С прологом и эпилогом от автора перевода. Перевод с арамейского
Опубликовано в журнале Новая Юность, номер 3, 2022
ПРЕДИСЛОВИЕ К ПЕРВОМУ ИЗДАНИЮ
Эта рукопись была найдена случайно одним любителем древностей. В 60-х годах XX века в Москве прокладывали улицу Новый Арбат, то есть Калининский проспект, как его тогда называли, снося старые кварталы, пролегавшие от Кремля до Садового кольца. Рукопись находилась на чердаке одного из домов и помещалась в кожаной папке с солидной массивной застежкой, что и привлекло внимание следопыта.
На первой странице рукописи был заголовок: «Некоторые эпизоды из жизни Иисуса (записаны неканоническими свидетелями). С прологом и эпилогом от автора перевода». И ниже: «Перевод с арамейского». Имен самого автора текста, а также переводчика не было.

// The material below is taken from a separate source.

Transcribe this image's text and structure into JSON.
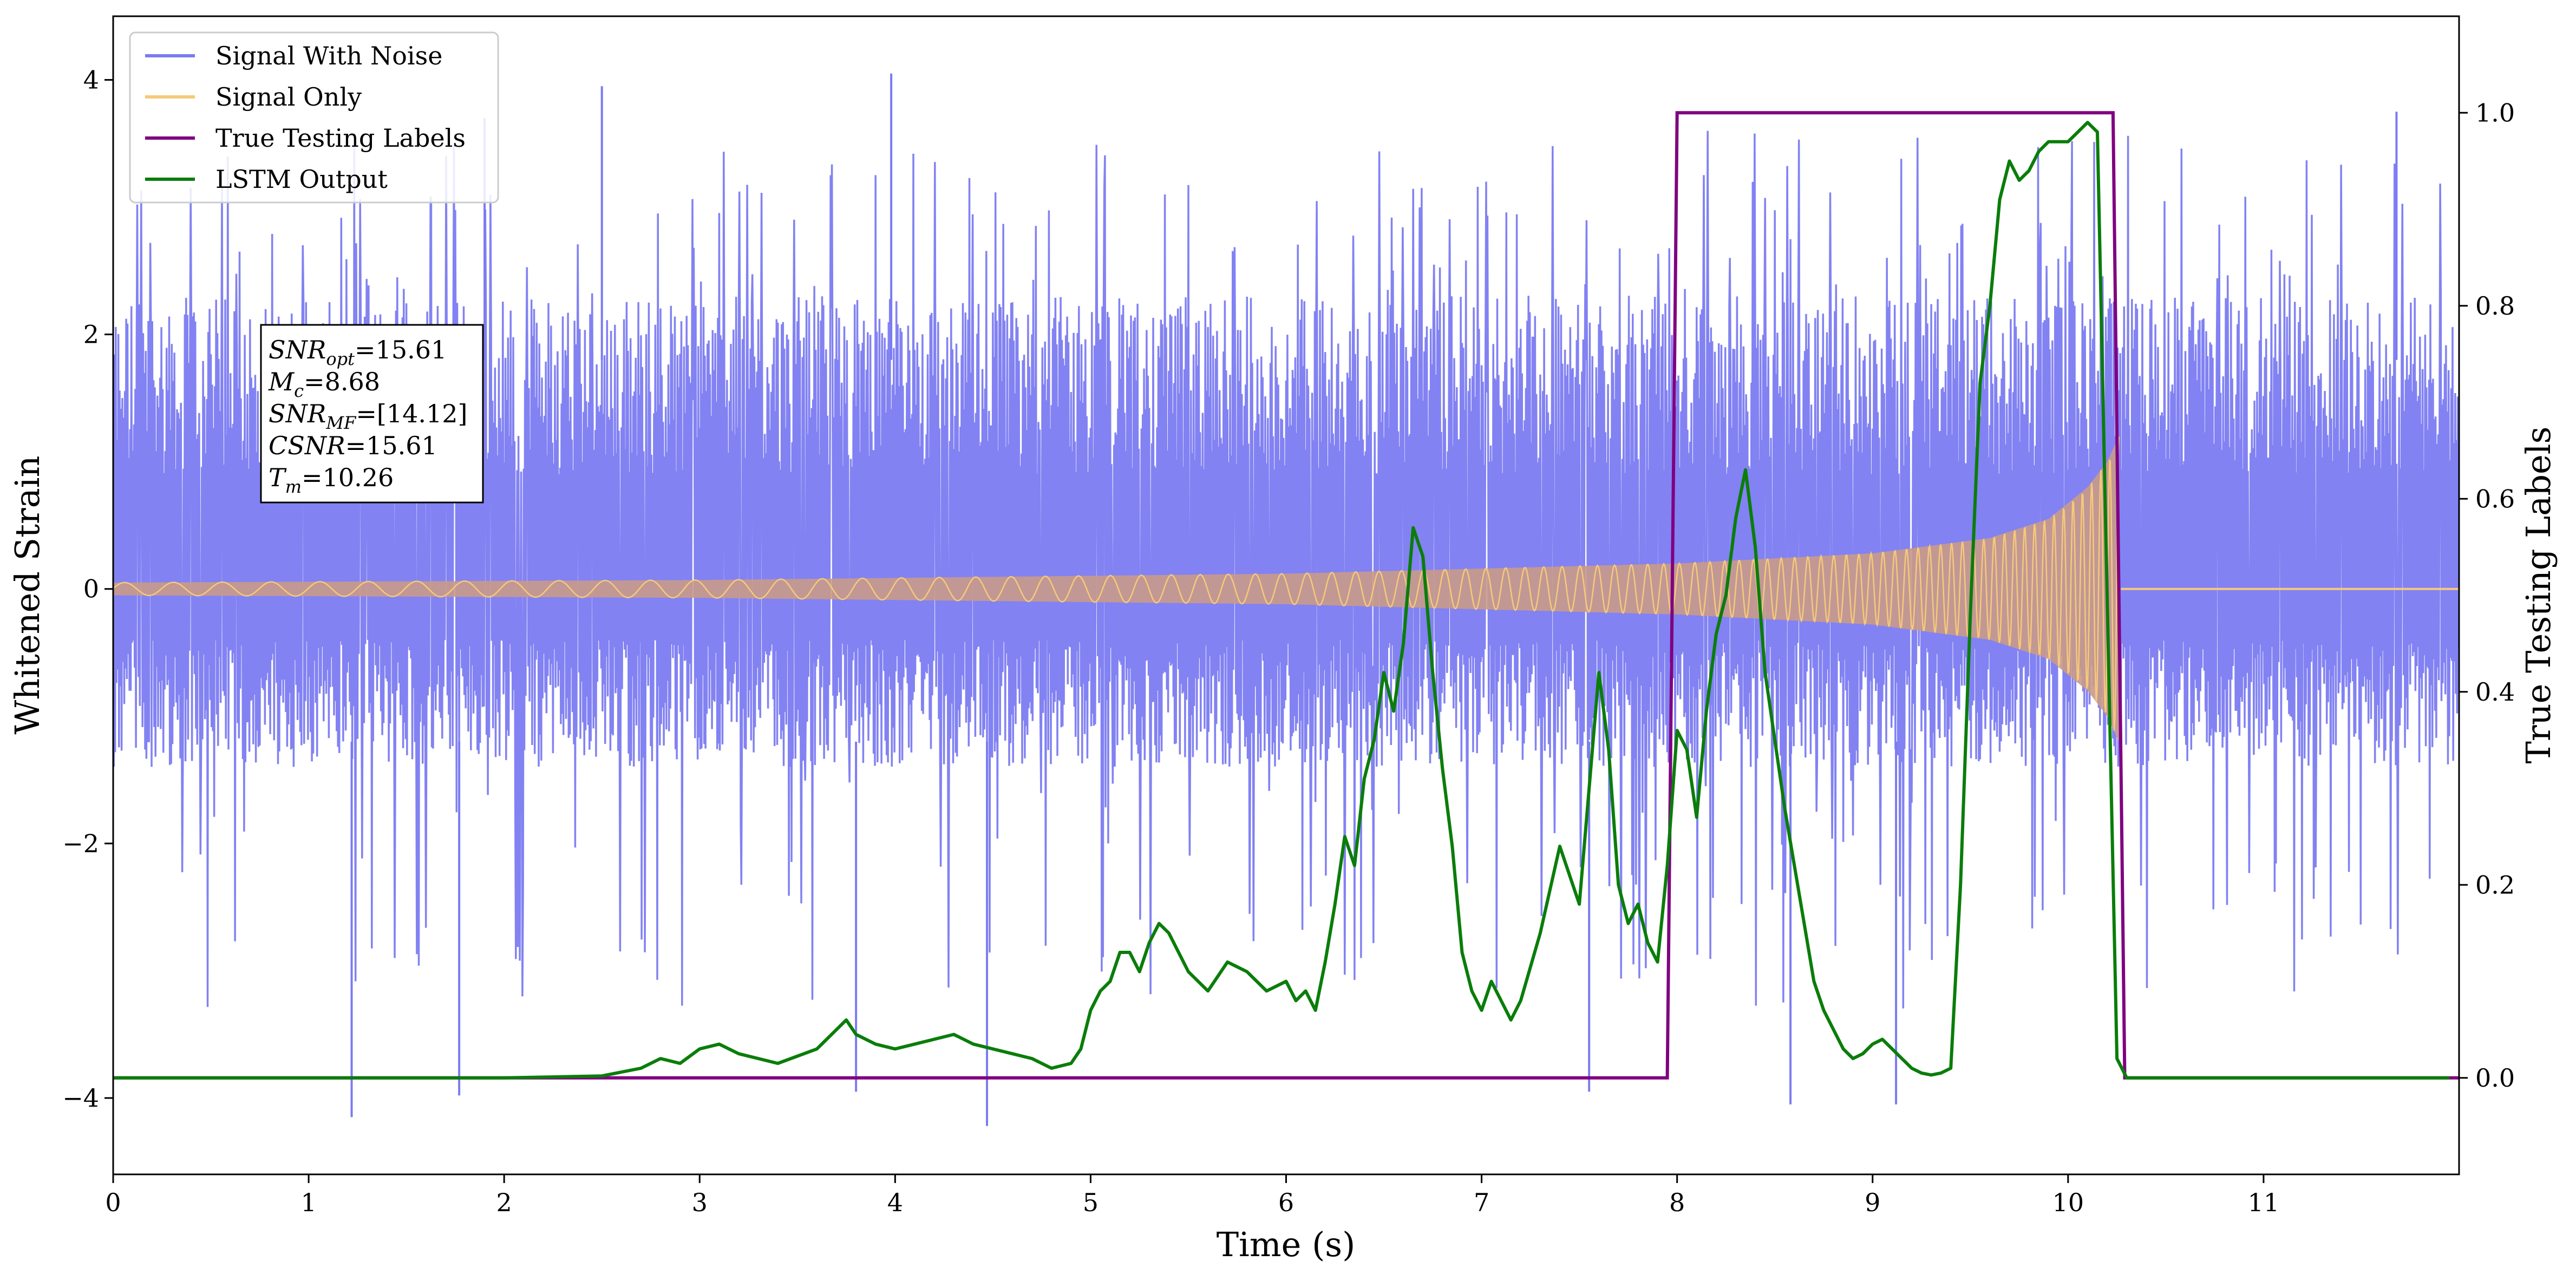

Приблизительная датировка создания перевода (или, по крайней мере, написания текста перевода) понятна. Орфография послереформенная, а само письмо выполнено металлическим пером, окунаемым в чернила. Известно и время строительства Нового Арбата, что позволяет установить временной промежуток появления этой рукописи — между двадцатыми и пятидесятыми годами XX века, с допущениями, конечно. Это подтверждается и стилем языка перевода, а также стилем стихотворных вставок, которые, как упомянул сам переводчик, принадлежат ему. Впрочем, о документальности или даже правдивости историй, изложенных в рукописи, мы не можем ничего сказать. Роль пишущего эти строки сведена к аккуратному перепечатыванию иногда крайне плохо разбираемого текста, раскладыванию страниц по порядку и отправлению в редакцию.
Федор Екель (F. Jaeckel)
Freelancer (вольный копейщик)
ПРОЛОГ
Ты слышишь,
как разбиваются сердца наши о тех,
кого мы любим
Ты слышишь,
как громко и пронзительно звучат наши голоса,
ведомые только нам
Ты слышишь,
как разрываем мы души на части,
желая покоя и не находя его
Ты слышишь…
лист зашумел,
солнечный луч упал на землю,
дождь прошел стороной
Ты слышишь,
как рождаемся мы в муках и умираем в печали,
как земли наши стонут от страданий
и движется то, что мы называем жизнью,
а ты — как называешь это ты?
Ты слышишь…
Ветер кажется тобой,
ночь говорит твоими словами,
все вокруг жизнь, данная тобой,
Но тебе — все равно
Ты слышишь…
***
— Ты на вино-то не налегай особо.
— Учить меня будешь.
— И мать Его, и братья здесь, а ты — стакан за стаканом. Постыдись.
— Пошел ты…
— Смотри, смотри — распорядитель.
— Что говорит?
— Вина нет больше.
— Как нет? На свадьбе в Кане чтобы вина не было?
— Тихо, тихо, не буянь.
— Руки убери! Распорядитель!
— Виноват, вино закончилось. Сколько заказывал жених, столько и привезли.
— Чтооо!!
— Сядь. Смотри — вся свадьба гудеть начинает… Сейчас драка начнется. Видишь — распорядители побежали солдат звать. Придут — мало не покажется. Сходи, дева, посмотри, что там Он делает. Тебя ни пьяные. ни солдаты не тронут.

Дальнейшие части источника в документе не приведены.